Re: Airflow and Machine Learning

James Meickle Mon, 24 Feb 2020 07:46:52 -0800

I really agree with most of what was posted above but particularly love
what Evgeny wrote about having a DAG API. As an end user, I would love to
be able to provide different implementations of core DAG functionality,
similar to how hExecutor can already be subclassed. Some key behavior
points I either have personally had to override/work around, or would like
to do if it were easier:


DAG schedule (currently defined by the DAG after it has been parsed)
DAG discovery (currently always a scheduler subprocess)
DAG state (currently stored directly in the DB)
Loading content for discovered DAGs (currently always on-disk, causes
versioning problems)
Parsing content from discovered DAGs (currently always a scheduler
subprocess, causes performance problems)
Providing DAG result transfer/persistence (currently only XCOM, causes many
problems)

Breaking DAG functionality into a set of related APIs would allow Airflow
to still have a good "out of the box" experience, or a simple git-based
deployment mode; while unlocking a lot of capability for users with more
sophisticated needs.

For example, we're using Argo Workflows nowadays, which is more Kubernetes
native but also more limited. I could easily envision a DAG implementation
where Airflow stores historical executions; stores git commits and
retrieves DAG definitions as needed; launches Argo Workflows to perform
both DAG parsing _and_ task execution; and stores results in Airflow. This
would turn Airflow into the system of record (permanent history), and Argo
into the ephemeral execution layer (delete after a few days). End users
could submit from Airflow even without Kubernetes access, and wouldn't need
Kubernetes access to view results or logs.

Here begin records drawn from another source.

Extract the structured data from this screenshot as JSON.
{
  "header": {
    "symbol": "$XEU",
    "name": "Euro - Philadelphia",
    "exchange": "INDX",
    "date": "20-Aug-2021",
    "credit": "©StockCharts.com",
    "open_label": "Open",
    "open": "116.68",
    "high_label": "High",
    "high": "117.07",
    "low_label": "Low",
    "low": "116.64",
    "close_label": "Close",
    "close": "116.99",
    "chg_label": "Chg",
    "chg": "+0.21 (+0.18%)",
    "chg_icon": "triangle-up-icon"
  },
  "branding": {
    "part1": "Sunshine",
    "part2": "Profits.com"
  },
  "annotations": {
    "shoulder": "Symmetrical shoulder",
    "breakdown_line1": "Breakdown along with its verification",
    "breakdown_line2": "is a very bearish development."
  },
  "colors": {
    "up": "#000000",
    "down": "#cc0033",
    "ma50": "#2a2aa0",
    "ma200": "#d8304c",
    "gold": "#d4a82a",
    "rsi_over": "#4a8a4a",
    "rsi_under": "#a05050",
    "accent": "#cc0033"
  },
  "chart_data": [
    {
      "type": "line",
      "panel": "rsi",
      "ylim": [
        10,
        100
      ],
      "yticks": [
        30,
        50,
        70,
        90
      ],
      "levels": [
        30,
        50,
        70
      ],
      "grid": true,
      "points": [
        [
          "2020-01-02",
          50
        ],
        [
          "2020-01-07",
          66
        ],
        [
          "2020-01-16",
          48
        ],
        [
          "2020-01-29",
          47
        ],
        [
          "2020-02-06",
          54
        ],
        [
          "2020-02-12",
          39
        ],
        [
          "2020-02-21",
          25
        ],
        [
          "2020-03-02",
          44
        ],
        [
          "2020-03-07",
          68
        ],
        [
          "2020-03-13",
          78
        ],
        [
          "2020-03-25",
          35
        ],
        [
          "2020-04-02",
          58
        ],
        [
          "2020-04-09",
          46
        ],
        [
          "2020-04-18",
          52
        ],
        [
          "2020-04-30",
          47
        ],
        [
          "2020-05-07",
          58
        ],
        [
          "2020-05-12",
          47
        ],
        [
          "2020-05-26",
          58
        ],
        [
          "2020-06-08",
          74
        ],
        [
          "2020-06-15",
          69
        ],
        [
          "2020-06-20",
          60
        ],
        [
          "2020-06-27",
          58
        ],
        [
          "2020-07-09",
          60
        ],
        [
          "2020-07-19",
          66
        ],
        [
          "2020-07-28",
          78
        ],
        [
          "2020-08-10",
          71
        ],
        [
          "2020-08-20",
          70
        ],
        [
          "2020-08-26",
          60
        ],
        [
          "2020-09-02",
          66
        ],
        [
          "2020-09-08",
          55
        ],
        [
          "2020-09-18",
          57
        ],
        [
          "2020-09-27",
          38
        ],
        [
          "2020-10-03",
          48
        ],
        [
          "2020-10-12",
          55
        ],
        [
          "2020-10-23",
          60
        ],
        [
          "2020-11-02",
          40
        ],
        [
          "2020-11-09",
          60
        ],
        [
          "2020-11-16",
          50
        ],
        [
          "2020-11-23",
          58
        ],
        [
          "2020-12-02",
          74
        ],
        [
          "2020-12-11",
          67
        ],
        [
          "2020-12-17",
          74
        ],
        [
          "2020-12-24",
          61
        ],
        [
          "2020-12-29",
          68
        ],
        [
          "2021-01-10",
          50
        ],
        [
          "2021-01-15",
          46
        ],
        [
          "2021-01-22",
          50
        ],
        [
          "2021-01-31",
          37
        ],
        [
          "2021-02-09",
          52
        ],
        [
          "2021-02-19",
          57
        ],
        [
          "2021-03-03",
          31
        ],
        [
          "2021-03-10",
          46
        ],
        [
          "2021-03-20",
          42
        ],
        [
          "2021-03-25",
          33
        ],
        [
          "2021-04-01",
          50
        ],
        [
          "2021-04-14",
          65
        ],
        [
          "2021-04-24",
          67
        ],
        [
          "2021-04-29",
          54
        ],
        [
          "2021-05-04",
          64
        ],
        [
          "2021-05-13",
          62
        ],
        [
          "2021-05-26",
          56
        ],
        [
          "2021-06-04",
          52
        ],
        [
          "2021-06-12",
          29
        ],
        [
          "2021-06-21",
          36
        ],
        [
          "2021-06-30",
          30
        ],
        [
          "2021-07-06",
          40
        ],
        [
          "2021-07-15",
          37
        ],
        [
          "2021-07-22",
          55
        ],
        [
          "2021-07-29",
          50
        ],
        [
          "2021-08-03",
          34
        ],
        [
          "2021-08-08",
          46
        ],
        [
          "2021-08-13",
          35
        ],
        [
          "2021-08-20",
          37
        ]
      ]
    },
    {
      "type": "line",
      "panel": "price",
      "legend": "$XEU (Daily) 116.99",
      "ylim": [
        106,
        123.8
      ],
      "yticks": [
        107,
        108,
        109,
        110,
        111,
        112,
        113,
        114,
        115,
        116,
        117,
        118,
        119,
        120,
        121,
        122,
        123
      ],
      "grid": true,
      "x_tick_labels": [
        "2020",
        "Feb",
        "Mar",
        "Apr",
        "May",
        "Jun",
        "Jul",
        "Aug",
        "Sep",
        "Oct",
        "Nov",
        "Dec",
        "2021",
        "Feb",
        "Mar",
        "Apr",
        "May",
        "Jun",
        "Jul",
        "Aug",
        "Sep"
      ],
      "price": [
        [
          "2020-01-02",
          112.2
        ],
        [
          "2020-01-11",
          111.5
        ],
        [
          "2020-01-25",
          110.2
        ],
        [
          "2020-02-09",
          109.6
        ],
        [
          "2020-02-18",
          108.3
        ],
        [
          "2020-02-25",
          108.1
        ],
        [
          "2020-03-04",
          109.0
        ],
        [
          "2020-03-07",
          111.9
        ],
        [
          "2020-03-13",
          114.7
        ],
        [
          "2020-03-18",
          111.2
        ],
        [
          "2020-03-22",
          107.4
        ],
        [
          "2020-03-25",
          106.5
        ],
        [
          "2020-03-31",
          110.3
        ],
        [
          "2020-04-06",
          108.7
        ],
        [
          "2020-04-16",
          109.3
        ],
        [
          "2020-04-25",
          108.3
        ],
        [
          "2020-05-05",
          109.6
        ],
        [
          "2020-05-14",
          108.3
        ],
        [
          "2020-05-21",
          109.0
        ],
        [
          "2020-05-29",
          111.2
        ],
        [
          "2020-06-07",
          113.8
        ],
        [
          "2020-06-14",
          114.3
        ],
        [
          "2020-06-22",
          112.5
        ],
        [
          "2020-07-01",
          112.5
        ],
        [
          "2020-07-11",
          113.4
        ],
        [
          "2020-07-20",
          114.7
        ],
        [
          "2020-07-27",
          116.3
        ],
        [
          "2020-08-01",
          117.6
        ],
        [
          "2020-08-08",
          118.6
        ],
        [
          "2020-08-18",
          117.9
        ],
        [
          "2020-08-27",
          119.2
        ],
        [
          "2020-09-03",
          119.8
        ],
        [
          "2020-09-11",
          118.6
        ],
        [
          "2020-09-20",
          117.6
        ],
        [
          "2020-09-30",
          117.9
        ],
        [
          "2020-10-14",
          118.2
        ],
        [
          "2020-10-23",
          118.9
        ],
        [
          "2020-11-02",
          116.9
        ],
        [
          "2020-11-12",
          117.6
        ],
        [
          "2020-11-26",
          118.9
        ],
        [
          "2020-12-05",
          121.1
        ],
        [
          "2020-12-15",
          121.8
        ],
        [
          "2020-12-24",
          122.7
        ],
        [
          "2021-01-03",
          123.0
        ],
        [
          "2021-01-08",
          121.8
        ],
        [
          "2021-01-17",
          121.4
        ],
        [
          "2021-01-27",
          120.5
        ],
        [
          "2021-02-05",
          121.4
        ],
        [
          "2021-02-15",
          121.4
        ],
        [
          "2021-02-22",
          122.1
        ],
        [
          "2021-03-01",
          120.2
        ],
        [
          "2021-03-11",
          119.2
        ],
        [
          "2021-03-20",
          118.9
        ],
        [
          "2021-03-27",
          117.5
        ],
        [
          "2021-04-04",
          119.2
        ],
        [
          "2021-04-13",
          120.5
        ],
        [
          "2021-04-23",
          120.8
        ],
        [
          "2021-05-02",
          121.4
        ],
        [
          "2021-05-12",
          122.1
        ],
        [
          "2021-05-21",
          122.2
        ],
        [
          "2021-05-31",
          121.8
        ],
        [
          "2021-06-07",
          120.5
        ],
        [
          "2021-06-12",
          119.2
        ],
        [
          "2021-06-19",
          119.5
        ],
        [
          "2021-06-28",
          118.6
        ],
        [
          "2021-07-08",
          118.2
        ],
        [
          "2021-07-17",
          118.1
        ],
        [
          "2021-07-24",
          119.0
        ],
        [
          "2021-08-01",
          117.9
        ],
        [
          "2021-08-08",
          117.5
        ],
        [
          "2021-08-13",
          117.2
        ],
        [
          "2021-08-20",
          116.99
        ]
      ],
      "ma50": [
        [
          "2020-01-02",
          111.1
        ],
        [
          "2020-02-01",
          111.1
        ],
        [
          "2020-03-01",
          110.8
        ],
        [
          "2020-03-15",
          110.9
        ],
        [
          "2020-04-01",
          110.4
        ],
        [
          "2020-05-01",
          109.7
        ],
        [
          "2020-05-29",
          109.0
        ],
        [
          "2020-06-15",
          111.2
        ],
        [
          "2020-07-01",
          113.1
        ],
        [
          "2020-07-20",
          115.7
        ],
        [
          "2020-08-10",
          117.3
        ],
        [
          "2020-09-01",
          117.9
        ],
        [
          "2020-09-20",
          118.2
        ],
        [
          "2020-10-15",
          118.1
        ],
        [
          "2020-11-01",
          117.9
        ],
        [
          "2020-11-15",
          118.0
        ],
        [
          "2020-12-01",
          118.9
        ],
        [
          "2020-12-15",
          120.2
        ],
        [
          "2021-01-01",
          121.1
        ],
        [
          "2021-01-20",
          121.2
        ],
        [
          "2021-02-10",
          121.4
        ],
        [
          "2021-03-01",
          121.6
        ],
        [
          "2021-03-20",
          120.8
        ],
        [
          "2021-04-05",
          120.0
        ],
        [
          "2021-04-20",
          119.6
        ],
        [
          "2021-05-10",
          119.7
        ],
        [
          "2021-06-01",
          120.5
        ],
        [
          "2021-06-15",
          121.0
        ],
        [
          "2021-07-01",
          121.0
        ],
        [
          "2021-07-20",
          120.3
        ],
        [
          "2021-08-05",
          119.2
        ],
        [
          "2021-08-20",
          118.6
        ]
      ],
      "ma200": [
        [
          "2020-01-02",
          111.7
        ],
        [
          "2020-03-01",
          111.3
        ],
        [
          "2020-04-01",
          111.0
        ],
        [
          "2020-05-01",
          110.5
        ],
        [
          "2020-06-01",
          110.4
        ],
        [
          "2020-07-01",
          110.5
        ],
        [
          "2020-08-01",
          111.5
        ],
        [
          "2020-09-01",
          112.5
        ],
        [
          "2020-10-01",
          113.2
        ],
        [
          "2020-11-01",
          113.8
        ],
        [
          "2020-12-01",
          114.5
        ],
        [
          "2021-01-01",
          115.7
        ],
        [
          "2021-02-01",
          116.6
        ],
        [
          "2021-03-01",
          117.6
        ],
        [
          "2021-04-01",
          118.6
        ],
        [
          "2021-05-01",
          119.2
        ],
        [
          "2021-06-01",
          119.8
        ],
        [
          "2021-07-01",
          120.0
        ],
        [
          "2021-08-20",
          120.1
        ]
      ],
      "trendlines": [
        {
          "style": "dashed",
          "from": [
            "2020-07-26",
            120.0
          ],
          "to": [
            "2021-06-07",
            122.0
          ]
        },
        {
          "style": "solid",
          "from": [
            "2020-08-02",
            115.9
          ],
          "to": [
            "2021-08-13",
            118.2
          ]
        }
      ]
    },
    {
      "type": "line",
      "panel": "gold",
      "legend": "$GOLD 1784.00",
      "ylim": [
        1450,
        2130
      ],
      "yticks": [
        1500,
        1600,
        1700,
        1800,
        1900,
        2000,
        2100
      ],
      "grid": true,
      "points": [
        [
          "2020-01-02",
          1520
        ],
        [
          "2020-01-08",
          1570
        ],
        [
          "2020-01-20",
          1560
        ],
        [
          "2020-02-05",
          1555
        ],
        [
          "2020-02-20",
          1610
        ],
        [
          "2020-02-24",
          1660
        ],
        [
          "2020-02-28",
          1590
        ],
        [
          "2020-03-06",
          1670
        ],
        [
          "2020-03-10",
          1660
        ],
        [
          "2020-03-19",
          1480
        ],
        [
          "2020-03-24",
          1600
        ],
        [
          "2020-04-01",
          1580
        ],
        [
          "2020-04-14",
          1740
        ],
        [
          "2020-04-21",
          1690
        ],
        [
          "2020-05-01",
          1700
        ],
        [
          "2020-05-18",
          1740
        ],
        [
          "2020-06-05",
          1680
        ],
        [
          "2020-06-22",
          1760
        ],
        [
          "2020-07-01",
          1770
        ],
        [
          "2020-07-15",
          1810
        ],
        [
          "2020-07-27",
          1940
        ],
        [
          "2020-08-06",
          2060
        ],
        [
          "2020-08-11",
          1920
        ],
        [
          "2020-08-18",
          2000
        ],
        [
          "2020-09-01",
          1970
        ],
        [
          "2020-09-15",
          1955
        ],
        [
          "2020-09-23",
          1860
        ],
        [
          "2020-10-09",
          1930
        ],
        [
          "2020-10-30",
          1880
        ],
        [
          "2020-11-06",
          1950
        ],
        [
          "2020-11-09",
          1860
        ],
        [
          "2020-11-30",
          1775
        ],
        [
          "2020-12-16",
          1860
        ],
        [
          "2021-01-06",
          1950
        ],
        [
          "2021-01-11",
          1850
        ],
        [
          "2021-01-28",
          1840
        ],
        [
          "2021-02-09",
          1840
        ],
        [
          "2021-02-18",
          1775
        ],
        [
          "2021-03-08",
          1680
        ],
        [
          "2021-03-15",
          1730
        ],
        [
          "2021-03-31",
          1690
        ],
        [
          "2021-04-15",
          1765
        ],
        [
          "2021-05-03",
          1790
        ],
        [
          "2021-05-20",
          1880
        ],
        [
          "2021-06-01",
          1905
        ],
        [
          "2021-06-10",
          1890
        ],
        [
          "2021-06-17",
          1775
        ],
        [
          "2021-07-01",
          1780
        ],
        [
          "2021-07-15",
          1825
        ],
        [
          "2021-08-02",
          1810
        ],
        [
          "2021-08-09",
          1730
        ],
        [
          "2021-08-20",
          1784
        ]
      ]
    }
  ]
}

Another example: we have notebook users who often need to schedule
pipelines, which they do in ad hoc ways. Instead they could import Airflow
and define a DAG in Python, then call a command to remotely execute it.
This would run on our "staging" Airflow cluster, with access to staging
credentials, but as a DAG named something like
"username.git_repo.notebook_name". Each run would freeze the current
notebook (like to S3), execute it, and store results via papermill; this
would let users launch multiple iterations of a notebook (like looping over
a parameter list), run them for a while, and pick the one that does what
they need.

In general, there's been no end to the frustration of DAGs being tightly
coupled to a specific on-disk layout, specific Python packaging, etc. and
I'd love to be able to cleanly write alternative implementations.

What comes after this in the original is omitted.